Quanto ao pérfido ex-padre, Loredano, acaba sendo desmascarado pelo herói, do mesmo modo que os seus principais asseclas. No final da narrativa, por causa de seus crimes e de sua monstruosidade moral, arderá em uma fogueira.
O cerco dos aimorés torna-se cada vez mais terrível. Álvaro morre ao buscar víveres na floresta, confessando antes à Isabel que lhe retribuía a paixão. Peri consegue recuperar o corpo do rapaz. Desesperada, Isabel pede que o índio o deposite em seu quarto. Depois, fecha todas as frestas do quarto e asfixia-se com a fumaça de resinas aromáticas, morrendo por amor, na cena mais bela do romance.
Sem alternativa de resistência, D. Antônio chama o índio e diz que, se este se tornasse cristão, lhe confiaria a filha para que tentasse levá-la à civilização. O herói responde: "Peri quer ser cristão!", e ajoelha-se diante do fidalgo que o batiza.
Enquanto as flechas incendiárias dos aimorés transformam a casa-forte num inferno, Peri pula o precipício - que cercava o casarão - com o auxílio de um galho de árvore, levando Ceci adormecida por uma bebida soporífera. Rapidamente alcança o rio Paquequer onde escondera uma canoa. Ouve-se uma grande explosão: D. Antônio colocara fogo no paiol e todos, os remanescentes brancos e centenas de aimorés desaparecem, numa espécie de apocalipse.
Ao acordar, Ceci chora muito a morte dos parentes e diz querer o índio para sempre a seu lado, na cidade. Peri rejeita a idéia de morar na civilização, porém a jovem não pode mais viver sem ele e, aproveitando-se de uma parada para descanso, corta as amarras da canoa.

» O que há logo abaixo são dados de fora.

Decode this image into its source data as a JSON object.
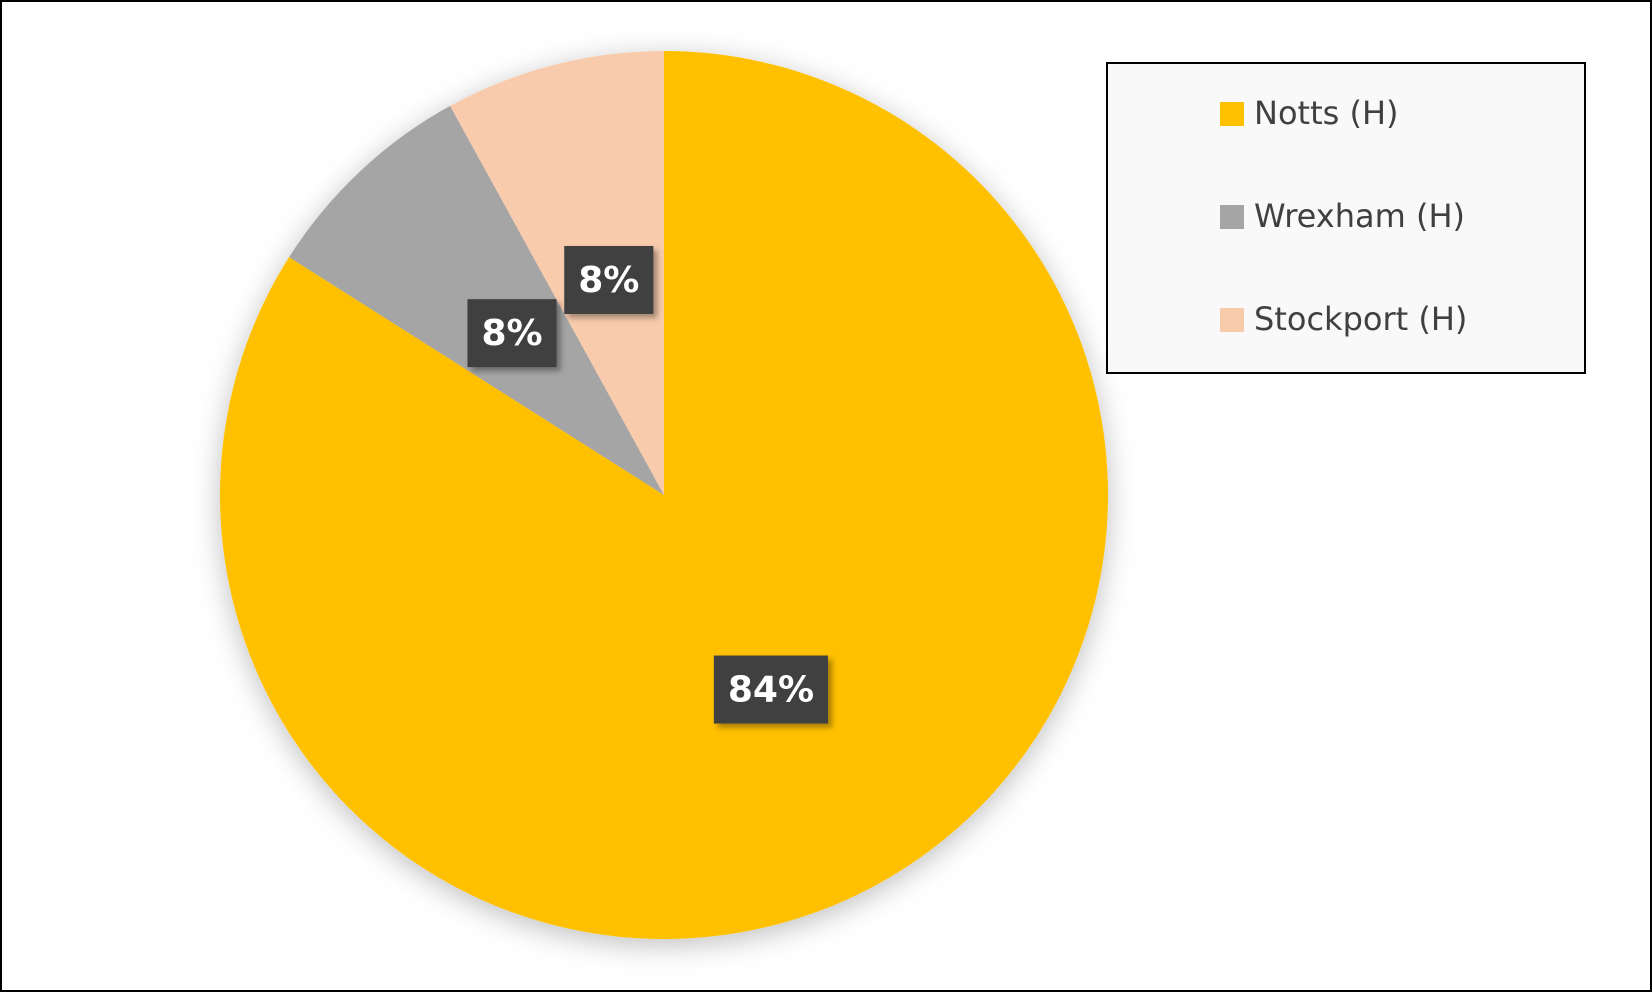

Estão agora sozinhos, e como Adão e Eva, no começo do mundo, prontos para o amor. Eis quando uma grande enxurrada os surpreende (Alencar está atento aos preconceitos de seus leitores). O casal refugia-se em cima de uma palmeira, mas as águas continuam subindo. Em um último gesto heróico, Peri arranca a palmeira (incluindo raízes e tudo), transformando-a em canoa. O índio e a jovem branca são arrastados, então, pela correnteza. Em direção ao quê? Da morte? Do início da felicidade conjugal? Da simbólica construção de um novo mundo nos trópicos? O que acontece após o grande dilúvio? O leitor que decida.
Observe-se a antológica cena final do romance:
Então passou-se sobre esse vasto deserto d'água e céu uma cena estupenda, heróica, sobre-humana; um espetáculo grandioso, uma sublime loucura.
Peri alucinado suspendeu-se aos cipós que se entrelaçavam pelos ramos das árvores já cobertas d'água, e com esforço desesperado, cingindo o tronco da palmeira nos seus braços hirtos, abalou-o até as raízes.
Três vezes os seus músculos de aço, estorcendo-se, inclinaram a haste robusta; e três vezes o seu corpo vergou, cedendo à retração violenta da árvore, que voltara ao lugar que a natureza lhe havia marcado.
Luta terrível, espantosa, louca, desvairada; luta da vida contra a matéria; luta do homem contra a terra; luta da força contra a imobilidade.
Houve um momento de repouso em que o homem, concentrando todo o seu poder, estorceu distensão horrível.
Ambos, árvore e homem, embalançaram-se no seio das águas: a haste oscilou; as raízes desprenderam-se da terra já minada profundamente pela torrente.
A cúpula da palmeira, embalançando-se graciosamente, resvalou pela flor d'água como um ninho de garças ou alguma ilha flutuante, formada pelas vegetações aquáticas.
Peri estava de novo sentado junto de sua senhora quase inanimada; e, tomando-a nos braços, disse-lhe com um acento de ventura suprema:
- Tu viverás!...
Cecília abriu os olhos e, vendo seu amigo junto dela, ouvindo ainda suas palavras, sentiu o enlevo que deve ser o gozo da vida eterna.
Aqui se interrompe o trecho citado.